Don't think these questions are related? Well I'd say you're wrong. In fact, the answers and story behind each of these questions could be found in just one semester at Saint Michael's College. You see, a Liberal Arts education allows for a broad range of topics and subject matter, and thus a huge pool of information, questions, and answers.
Do humans have free will? Well, you'll just have to enroll in Philosophy of the Human Being with Prof. L'Hote to find out. It's a 200 level philosophy course and fulfills a graduation requirement as an LSR in philosophy.
What does the body do when heart rate increases? Biology of Exercise, a great choice for those of you whom, like me, aren't too science-y, will help you find your answer this time. The course covers general biology topics in a way that is easy and fun for those of us that aren't going to be biology majors any time soon. As an added bonus, once complete you can check Lab Science of your list of LSR requirements.
What are the positions on abortion? Find out the answer to this and many other related questions while taking Christian Health Care Ethics with Dr. Mahoney. The class examines topics from abortion to euthanasia to stem cell research while also lending a hand as a 200 level religious studies LSR.
How do athletes set goals? You're more than welcome to do research on this topic in a number of psychology courses. Research Methods and Sports Psychology both make it possible for you to discover the answer to this question on your own, and both fulfill a Social Science requirement as an LSR (or a major requirements if you're a Psychology major like me!)
What happens in the brain when you are stressed? I'm sure there's a biology class that will help you answer this, but if you're not too into hard science there's also Physiological Psychology, which triples as a lab science LSR , social science LSR, and requirement for the Psychology major.

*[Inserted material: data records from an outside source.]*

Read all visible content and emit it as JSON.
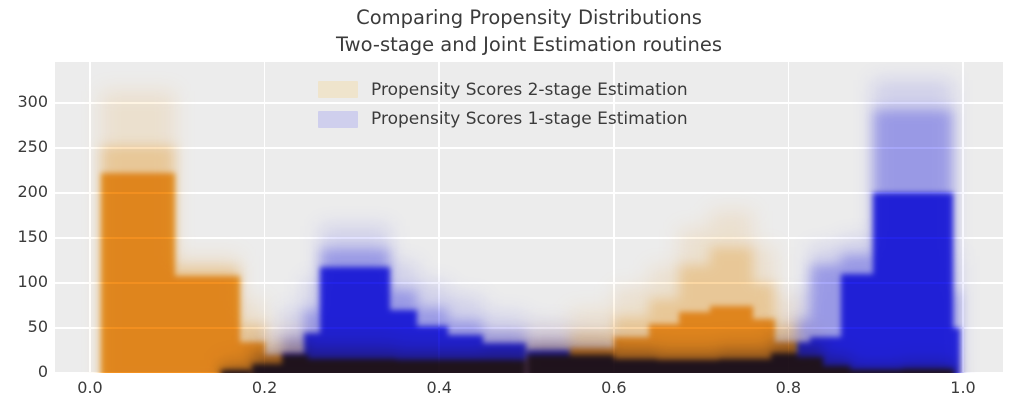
{
  "title": {
    "line1": "Comparing Propensity Distributions",
    "line2": "Two-stage and Joint Estimation routines"
  },
  "legend": {
    "items": [
      {
        "label": "Propensity Scores 2-stage Estimation",
        "swatch_color": "#efe4cc",
        "series": "two_stage"
      },
      {
        "label": "Propensity Scores 1-stage Estimation",
        "swatch_color": "#cfcfed",
        "series": "one_stage"
      }
    ]
  },
  "colors": {
    "figure_bg": "#ffffff",
    "plot_bg": "#ececec",
    "grid": "#ffffff",
    "text": "#3b3b3b",
    "orange_solid": "#f5a31f",
    "blue_solid": "#2424ee"
  },
  "chart_data": {
    "type": "bar",
    "subtype": "overlaid-histogram-ensemble",
    "note": "Many translucent histogram runs overlaid per series; each bar lists envelope heights: core = saturated height, mid = medium-density height, halo = faint maximum height. Bars given as [x_start, x_end, core, mid, halo] in counts.",
    "title": "Comparing Propensity Distributions\nTwo-stage and Joint Estimation routines",
    "xlabel": "",
    "ylabel": "",
    "xlim": [
      -0.04,
      1.046
    ],
    "ylim": [
      0,
      345
    ],
    "grid": "on",
    "legend_position": "upper center",
    "x_ticks": [
      {
        "label": "0.0",
        "value": 0.0
      },
      {
        "label": "0.2",
        "value": 0.2
      },
      {
        "label": "0.4",
        "value": 0.4
      },
      {
        "label": "0.6",
        "value": 0.6
      },
      {
        "label": "0.8",
        "value": 0.8
      },
      {
        "label": "1.0",
        "value": 1.0
      }
    ],
    "y_ticks": [
      {
        "label": "0",
        "value": 0
      },
      {
        "label": "50",
        "value": 50
      },
      {
        "label": "100",
        "value": 100
      },
      {
        "label": "150",
        "value": 150
      },
      {
        "label": "200",
        "value": 200
      },
      {
        "label": "250",
        "value": 250
      },
      {
        "label": "300",
        "value": 300
      }
    ],
    "series": [
      {
        "name": "Propensity Scores 2-stage Estimation",
        "color": "#f5a31f",
        "bars": [
          [
            0.013,
            0.097,
            222,
            252,
            313
          ],
          [
            0.097,
            0.172,
            108,
            118,
            130
          ],
          [
            0.172,
            0.2,
            35,
            55,
            80
          ],
          [
            0.2,
            0.25,
            20,
            32,
            50
          ],
          [
            0.25,
            0.35,
            16,
            25,
            40
          ],
          [
            0.35,
            0.45,
            14,
            22,
            35
          ],
          [
            0.45,
            0.5,
            15,
            25,
            40
          ],
          [
            0.5,
            0.55,
            20,
            32,
            50
          ],
          [
            0.55,
            0.6,
            28,
            45,
            70
          ],
          [
            0.6,
            0.64,
            40,
            62,
            95
          ],
          [
            0.64,
            0.675,
            55,
            82,
            118
          ],
          [
            0.675,
            0.71,
            68,
            120,
            160
          ],
          [
            0.71,
            0.76,
            75,
            140,
            180
          ],
          [
            0.76,
            0.785,
            60,
            100,
            140
          ],
          [
            0.785,
            0.81,
            35,
            55,
            85
          ],
          [
            0.81,
            0.84,
            18,
            28,
            45
          ],
          [
            0.84,
            0.87,
            8,
            14,
            22
          ],
          [
            0.87,
            0.93,
            3,
            6,
            10
          ],
          [
            0.93,
            0.99,
            4,
            8,
            14
          ]
        ]
      },
      {
        "name": "Propensity Scores 1-stage Estimation",
        "color": "#2424ee",
        "bars": [
          [
            0.15,
            0.185,
            3,
            6,
            14
          ],
          [
            0.185,
            0.22,
            10,
            20,
            40
          ],
          [
            0.22,
            0.245,
            22,
            40,
            70
          ],
          [
            0.245,
            0.263,
            45,
            70,
            105
          ],
          [
            0.263,
            0.344,
            118,
            138,
            163
          ],
          [
            0.344,
            0.375,
            70,
            92,
            122
          ],
          [
            0.375,
            0.41,
            52,
            72,
            100
          ],
          [
            0.41,
            0.45,
            42,
            58,
            84
          ],
          [
            0.45,
            0.5,
            33,
            46,
            66
          ],
          [
            0.5,
            0.55,
            26,
            36,
            54
          ],
          [
            0.55,
            0.6,
            20,
            29,
            44
          ],
          [
            0.6,
            0.65,
            16,
            24,
            36
          ],
          [
            0.65,
            0.72,
            14,
            21,
            32
          ],
          [
            0.72,
            0.78,
            16,
            24,
            36
          ],
          [
            0.78,
            0.81,
            22,
            33,
            50
          ],
          [
            0.81,
            0.825,
            35,
            60,
            90
          ],
          [
            0.825,
            0.86,
            40,
            120,
            140
          ],
          [
            0.86,
            0.897,
            110,
            131,
            150
          ],
          [
            0.897,
            0.988,
            200,
            292,
            326
          ],
          [
            0.988,
            0.997,
            50,
            90,
            130
          ]
        ]
      }
    ]
  }
}
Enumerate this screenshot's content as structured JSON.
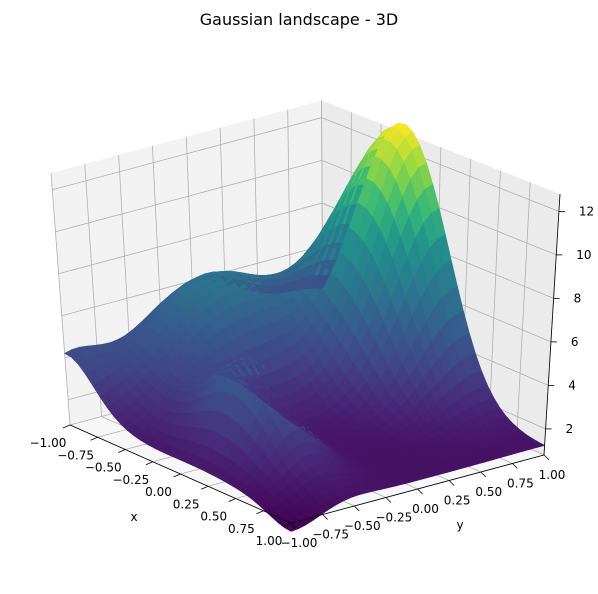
{
  "chart_data": {
    "type": "surface3d",
    "title": "Gaussian landscape - 3D",
    "xlabel": "x",
    "ylabel": "y",
    "zlabel": "",
    "xlim": [
      -1.0,
      1.0
    ],
    "ylim": [
      -1.0,
      1.0
    ],
    "zlim": [
      0.8,
      12.8
    ],
    "x_ticks": [
      "−1.00",
      "−0.75",
      "−0.50",
      "−0.25",
      "0.00",
      "0.25",
      "0.50",
      "0.75",
      "1.00"
    ],
    "y_ticks": [
      "−1.00",
      "−0.75",
      "−0.50",
      "−0.25",
      "0.00",
      "0.25",
      "0.50",
      "0.75",
      "1.00"
    ],
    "z_ticks": [
      "2",
      "4",
      "6",
      "8",
      "10",
      "12"
    ],
    "colormap": "viridis",
    "grid": true,
    "surface_samples": {
      "note": "approximate heights read from the rendered surface",
      "corner_x_-1_y_-1": 3.2,
      "corner_x_1_y_-1": 0.9,
      "corner_x_1_y_1": 1.5,
      "corner_x_-1_y_1": 9.0,
      "peak_near_x_-0.3_y_1": 12.7,
      "local_peak_near_x_0.1_y_-0.5": 6.8
    }
  }
}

How can an old pair of slippers be a metaphor in art? The First Year Seminar "Looking at Art" will teach you all about this and about many other unique and crazy art forms. Every SMC first year is required to take a seminar, and this one tops my list of favorites, along with Fly Fishing, The Examined Life (where students write a memoir), and Off the Grid (about nonconformity).
How does it feel to be in a concentration camp? I know many history classes probably cover this point, but so does Modern Civilization, a class that looks at a huge array of material and discusses it over the semester. The book "Night" by Elie Wiesel is the one that will answer this question, but many other class materials will help students become more rounded. Additionally, after completing this class, students can check off their Culture and Civilization LSR requirement.
Not only are all of these question answerable with a Liberal Arts Education, but they will overlap more often than not. I am frequently applying concepts I have learned in science and psychology to my philosophy and sociology classes. I am applying my study abroad experience in a journalism class, and am using my knowledge of social media gained through an on-campus club to do presentations in my "Conversation Italian" class. A Liberal Arts Education is truly invaluable, and I will surely debate with anyone who says otherwise.